Draußen vor der S-Bahn-Tür

Donnerstag, 13. September 2001, 14.14 Uhr

In München beginnt der Tag mit einer Demütigung. Zumindest dann, wenn man für den Weg ins Büro die S-Bahn benutzt. Die ist neu und modern und besitzt digitale Türöffner. Wo früher ein Hebel war, dessen Funktion aus dem häuslichem Alltag vertraut war – Hebel drücken, Tür offen -, befindet sich nun ein Kreis mit drei grünen Lämpchen, die dem verwunderten Reisenden zwar signalisieren, dass sie wohl die Funktion einer Klinke besitzen, aber nicht verraten, wie das geht.

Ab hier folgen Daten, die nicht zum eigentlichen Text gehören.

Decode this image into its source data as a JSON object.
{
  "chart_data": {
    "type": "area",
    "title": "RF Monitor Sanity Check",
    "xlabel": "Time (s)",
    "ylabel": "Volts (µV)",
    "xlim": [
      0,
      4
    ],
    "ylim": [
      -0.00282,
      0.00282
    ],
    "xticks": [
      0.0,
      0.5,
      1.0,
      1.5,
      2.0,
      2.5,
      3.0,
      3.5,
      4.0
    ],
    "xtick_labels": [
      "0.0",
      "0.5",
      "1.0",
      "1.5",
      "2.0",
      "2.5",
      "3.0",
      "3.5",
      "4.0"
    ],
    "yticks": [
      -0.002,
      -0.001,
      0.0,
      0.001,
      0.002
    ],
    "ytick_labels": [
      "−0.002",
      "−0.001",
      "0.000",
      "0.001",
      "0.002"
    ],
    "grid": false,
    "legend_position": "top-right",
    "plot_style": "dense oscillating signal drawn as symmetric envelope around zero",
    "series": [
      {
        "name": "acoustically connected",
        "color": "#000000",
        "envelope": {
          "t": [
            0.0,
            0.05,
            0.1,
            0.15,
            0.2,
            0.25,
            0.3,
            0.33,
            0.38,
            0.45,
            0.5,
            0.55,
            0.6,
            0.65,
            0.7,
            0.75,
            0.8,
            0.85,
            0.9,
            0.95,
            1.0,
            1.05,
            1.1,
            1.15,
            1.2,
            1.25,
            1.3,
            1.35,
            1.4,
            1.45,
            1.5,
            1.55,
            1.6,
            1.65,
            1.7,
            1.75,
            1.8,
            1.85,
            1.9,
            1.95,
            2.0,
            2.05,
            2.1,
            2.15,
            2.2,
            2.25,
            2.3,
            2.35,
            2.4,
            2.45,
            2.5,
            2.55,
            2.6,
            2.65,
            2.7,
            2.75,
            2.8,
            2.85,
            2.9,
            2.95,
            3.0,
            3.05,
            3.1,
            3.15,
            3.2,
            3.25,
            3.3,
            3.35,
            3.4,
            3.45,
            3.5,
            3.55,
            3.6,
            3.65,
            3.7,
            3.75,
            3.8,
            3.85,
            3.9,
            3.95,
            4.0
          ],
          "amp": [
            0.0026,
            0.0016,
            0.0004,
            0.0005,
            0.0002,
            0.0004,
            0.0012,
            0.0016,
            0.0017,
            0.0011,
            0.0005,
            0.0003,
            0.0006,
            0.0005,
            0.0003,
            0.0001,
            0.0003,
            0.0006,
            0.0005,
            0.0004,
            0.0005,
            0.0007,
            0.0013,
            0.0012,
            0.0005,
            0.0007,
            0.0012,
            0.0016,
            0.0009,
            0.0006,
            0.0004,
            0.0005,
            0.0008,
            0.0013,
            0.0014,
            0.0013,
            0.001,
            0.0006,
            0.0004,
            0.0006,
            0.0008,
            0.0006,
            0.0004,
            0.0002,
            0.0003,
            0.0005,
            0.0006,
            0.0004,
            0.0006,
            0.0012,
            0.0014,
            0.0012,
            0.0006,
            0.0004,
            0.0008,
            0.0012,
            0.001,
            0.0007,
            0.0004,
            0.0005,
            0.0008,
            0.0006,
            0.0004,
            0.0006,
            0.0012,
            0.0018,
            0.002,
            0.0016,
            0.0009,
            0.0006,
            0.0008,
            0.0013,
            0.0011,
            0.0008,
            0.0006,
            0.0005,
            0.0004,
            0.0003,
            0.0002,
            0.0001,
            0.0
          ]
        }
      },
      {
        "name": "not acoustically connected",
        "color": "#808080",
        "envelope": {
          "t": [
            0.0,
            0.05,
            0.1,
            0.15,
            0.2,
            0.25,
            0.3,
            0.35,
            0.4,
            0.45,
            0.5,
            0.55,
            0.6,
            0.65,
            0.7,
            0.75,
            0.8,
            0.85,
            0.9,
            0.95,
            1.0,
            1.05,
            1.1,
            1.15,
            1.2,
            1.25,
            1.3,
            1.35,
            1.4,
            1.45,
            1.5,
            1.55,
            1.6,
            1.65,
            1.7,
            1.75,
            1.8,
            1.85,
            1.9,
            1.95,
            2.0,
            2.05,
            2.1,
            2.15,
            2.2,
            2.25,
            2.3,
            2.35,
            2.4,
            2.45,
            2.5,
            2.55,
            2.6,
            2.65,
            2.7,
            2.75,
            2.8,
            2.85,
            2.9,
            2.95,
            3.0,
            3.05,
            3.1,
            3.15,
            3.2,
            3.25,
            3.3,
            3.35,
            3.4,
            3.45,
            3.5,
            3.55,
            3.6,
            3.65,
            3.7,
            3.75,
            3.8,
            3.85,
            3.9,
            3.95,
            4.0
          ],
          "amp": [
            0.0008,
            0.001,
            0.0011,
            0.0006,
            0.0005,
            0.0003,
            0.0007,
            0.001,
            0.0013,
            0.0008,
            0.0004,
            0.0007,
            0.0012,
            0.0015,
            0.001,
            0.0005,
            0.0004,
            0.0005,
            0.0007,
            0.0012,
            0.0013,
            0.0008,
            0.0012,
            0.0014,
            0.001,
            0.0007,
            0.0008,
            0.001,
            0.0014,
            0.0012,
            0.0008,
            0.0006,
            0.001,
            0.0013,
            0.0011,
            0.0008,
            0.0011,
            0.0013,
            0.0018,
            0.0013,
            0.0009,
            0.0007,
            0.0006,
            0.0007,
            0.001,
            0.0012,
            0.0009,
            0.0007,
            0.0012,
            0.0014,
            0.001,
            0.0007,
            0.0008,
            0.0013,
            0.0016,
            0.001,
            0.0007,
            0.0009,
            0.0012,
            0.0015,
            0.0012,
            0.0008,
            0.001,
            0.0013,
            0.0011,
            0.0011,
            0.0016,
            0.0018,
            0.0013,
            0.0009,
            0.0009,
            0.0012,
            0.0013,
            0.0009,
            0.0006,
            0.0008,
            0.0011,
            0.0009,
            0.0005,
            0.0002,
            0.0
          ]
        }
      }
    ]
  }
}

Und so entsteht unweigerlich das peinigende Gefühl vollendeter Dämlichkeit, scheitert man doch schon an der simplen Aufgabe, eine Tür zu öffnen. Zur Funktionsweise dieser Lämpchen kursieren unterschiedliche Theorien. Die Körperwärme beim Berühren spiele eine Rolle, verkünden die einen, mit behandschuhten Händen rühre sich gar nichts. Andere vertreten die Theorie der Lichtschranke: Wem es gelänge, mindestens zwei der drei Lämpchen gleichzeitig zu verdecken, dem öffne sich willig die Tür. Doch ein Blick in den SBahn-Alltag belegt, dass den Reisenden keine Theorie so nahe liegt wie die pragmatische Gewalt. Allmorgendlich ballen sich die mürrischen, unausgeschlafenen Münchner Kampfpendler vor den störrischen Türen; allmorgendlich reckt sich ein Knäuel aus hundert Händen nach vorn und prügelt, schlägt und hämmert so lange auf das Lichtdreieck ein, bis die Türen schließlich aufgehen.

Ein Designfehler? Eher das Scheitern eines schönen Traums: Man sieht die Entwickler gerade zu vor sich, wie sie über den hübschen Zeichnungen ihres hübschen neuen Zuges sitzen und sich seine hübschen Passagiere vorstellen, für die sie einen Türöffner entwerfen: Da fahren nur ausgeruhte Leute mit der S-Bahn, die nach leichtem Fingertipp auf den Lichtkreis entspannt das Öffnen der Türen abwarten. Dass in der Wirklichkeit ungeduldige Pendler triste S-Bahn-Höfe bevölkern – dafür können die Entwickler ja nun wirklich nichts.